๐Ÿง 

Manual Backpropagation Implementation in Neural Networks

Jul 14, 2024

Manual Implementation of Backpropagation in a Neural Network

Introduction

  • Continuation of the topic of multilayer perceptrons.
  • Upcoming introduction to Recurrent Neural Networks (RNN).
  • The goal is to understand how loss.backward() in Pytorch works by removing its use and manually writing the backward pass.
  • Importance of understanding backpropagation as a 'leaky abstraction'.

Common Problems in Backpropagation

  • Gradient saturation in activation functions.
  • Dead neurons.
  • Exploding or vanishing gradients in RNN.
  • Subtle errors in gradient implementation.

Practical Exercise

  • It is proposed to manually implement the backward pass at the tensor level.

Historical Backpropagation

  • 10 years ago, backward pass in deep learning was manually written.
  • Example of a work in 2006 by Hinton and Salakhutdinov.
  • Implementations in MATLAB rather than Python at that time.
  • Perspective that manually writing gradients improved understanding.

Manual Implementation of the Backward Pass

  • Visual description of forward pass and calculation of backward pass in stages.
  • Use of gradient retention in intermediate values to compare with Pytorch.
  • Numerical issues and adjustments in variable initialization.
  • Example of gradient calculation implementation for a specific functionality (cross-entropy, batch normalization).

Technical Details

  1. Gradient of log_probs:

    d_log_probs = torch.zeros_like(log_probs) d_log_probs[range(N), Yb] = -1.0 / N

    Verification with assert torch.allclose(d_log_probs, log_probs.grad).

  2. Gradient of probs:

    d_probs = (1.0 / probs) * d_log_probs

    Verification with assert torch.allclose(d_probs, probs.grad).

  3. Gradient of multiplied flow:

    d_counts = d_probs * count_summ['data'] # Check shapes and broadcasting d_counts = be_zero_sum(d_counts).sum(dim=1, keepdim=True)
  4. Backpropagation in linear layers (multiplying variables).

  5. Manual gradient derivation using algebra: paper exercise to verify.

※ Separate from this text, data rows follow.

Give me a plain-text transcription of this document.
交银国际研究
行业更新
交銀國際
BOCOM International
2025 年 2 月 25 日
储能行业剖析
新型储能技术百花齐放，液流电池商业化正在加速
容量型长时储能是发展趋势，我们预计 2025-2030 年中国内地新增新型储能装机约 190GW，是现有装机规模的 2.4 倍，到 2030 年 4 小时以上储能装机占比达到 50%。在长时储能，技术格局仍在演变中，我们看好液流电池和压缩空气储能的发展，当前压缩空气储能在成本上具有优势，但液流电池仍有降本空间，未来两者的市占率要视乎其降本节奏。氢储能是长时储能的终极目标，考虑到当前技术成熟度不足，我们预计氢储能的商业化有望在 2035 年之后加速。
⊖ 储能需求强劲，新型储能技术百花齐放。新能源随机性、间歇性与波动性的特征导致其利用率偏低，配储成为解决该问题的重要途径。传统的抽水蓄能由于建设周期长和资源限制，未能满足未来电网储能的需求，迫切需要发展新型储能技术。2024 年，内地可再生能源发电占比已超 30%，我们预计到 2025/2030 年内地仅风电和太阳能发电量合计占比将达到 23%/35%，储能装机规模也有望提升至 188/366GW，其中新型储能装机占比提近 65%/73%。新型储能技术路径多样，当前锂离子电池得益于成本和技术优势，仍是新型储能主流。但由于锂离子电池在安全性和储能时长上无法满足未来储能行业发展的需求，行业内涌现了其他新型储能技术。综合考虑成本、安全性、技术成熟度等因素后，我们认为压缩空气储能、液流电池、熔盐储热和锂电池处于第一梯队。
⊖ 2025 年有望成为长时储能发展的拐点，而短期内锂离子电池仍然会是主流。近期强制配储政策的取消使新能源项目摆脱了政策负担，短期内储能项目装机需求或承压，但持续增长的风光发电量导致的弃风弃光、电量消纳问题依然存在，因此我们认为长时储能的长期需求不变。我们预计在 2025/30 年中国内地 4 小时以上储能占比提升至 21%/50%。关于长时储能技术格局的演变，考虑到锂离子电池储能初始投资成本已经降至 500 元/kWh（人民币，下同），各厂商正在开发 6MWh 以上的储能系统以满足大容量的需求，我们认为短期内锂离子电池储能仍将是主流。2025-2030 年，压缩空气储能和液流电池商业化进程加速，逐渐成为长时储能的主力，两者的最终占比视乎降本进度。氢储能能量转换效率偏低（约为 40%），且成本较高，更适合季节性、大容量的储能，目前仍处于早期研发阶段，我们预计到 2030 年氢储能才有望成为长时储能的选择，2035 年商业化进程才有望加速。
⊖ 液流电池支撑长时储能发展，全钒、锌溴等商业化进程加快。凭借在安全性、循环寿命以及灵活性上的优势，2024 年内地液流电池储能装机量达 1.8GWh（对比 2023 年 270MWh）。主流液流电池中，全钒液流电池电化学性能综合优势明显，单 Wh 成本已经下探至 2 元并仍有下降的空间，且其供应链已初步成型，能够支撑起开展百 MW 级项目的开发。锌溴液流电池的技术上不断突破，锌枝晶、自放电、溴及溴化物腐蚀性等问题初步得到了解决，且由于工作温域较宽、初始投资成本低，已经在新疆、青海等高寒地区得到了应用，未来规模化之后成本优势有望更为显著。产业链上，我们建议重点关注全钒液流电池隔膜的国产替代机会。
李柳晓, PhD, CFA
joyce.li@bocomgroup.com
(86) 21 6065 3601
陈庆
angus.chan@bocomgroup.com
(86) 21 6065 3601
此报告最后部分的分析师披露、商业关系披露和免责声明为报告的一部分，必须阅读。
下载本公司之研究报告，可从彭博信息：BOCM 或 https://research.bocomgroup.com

Simplification Using Algebra

  • Exercise to manually derive the loss function (cross-entropy) and batch normalization on paper to optimize the calculation in a single step instead of splitting it into multiple intermediate operations.
  • Example of derivative to show the reduction of calculation.

Final Implementation

  • Encoding the direct gradient of the cross-entropy.
  • Importance of keeping all shapes consistent for gradient calculation.
  • Exercise to integrate all calculated gradients step by step and eliminate loss.backward().

Conclusion

  • Pedagogical benefit of manually implementing gradients for a better understanding of the neural network.
  • Although not practical daily, this practice allows a deeper understanding of the learning process and parameter adjustments in a neural network.
  • Next step: Introduction to Recurrent Neural Networks (RNNs) and their variants.